St. Anne's Anglican Church parish was founded on the present site in 1862. In 1907, a competition was held for the design of a new church. A design submitted by architect (William) Ford Howland was selected. Howland established a successful architectural firm with architect Charles Langley soon after designing St. Anne's. In 1923, the decoration of the interior of the second St. Anne's Church was begun.

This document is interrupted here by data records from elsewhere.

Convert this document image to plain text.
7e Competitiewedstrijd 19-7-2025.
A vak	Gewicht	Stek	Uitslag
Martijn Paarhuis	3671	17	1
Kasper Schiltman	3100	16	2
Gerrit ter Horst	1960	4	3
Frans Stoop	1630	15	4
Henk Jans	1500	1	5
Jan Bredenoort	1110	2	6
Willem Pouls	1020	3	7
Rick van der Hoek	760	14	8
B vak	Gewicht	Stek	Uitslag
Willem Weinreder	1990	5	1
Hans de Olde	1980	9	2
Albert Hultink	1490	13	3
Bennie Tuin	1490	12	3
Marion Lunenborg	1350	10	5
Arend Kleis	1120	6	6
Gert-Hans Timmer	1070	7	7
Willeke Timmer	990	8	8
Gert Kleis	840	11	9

The design of the church is in the Byzantine style, which is very unusual for an Anglican church. St. Anne's is constructed of concrete and brick and characterized by a cruciform plan with a distinctive central dome, 21 meters (70 feet) in height. The transitional rise from the square form of the crossing to the octagonal dome is made through the use of pendentives springing from four columns of Caen stone. Other architectural features include two domed bell towers, a half-domed chancel and arched transepts. Interior decorative features of particular note are the colourful ornamental and pictorial paintings carried out under the direction of architect William Rae. Twenty-one works of religious art – including pendentive, apse, transept and nave paintings, and sculpted plaques – were undertaken by a variety of artists, including three members of the Group of Seven – J.E.H. MacDonald, Frank Carmichael and Frederick H. Varley, as well as Thoreau MacDonald, Neil Mackechnie, Arthur Martin, H.S. Palmer and H.S. Stansfield, and sculptors Frances Loring and Florence Wyle. Together they represent an outstanding and unique example of Canadian artistry and craftsmanship.

The building was designated a National Historic Site in 1996. In 1980, the City of Toronto designated the church under the Ontario Heritage Act and, in 1981, the Ontario Heritage Trust secured a heritage easement on the building.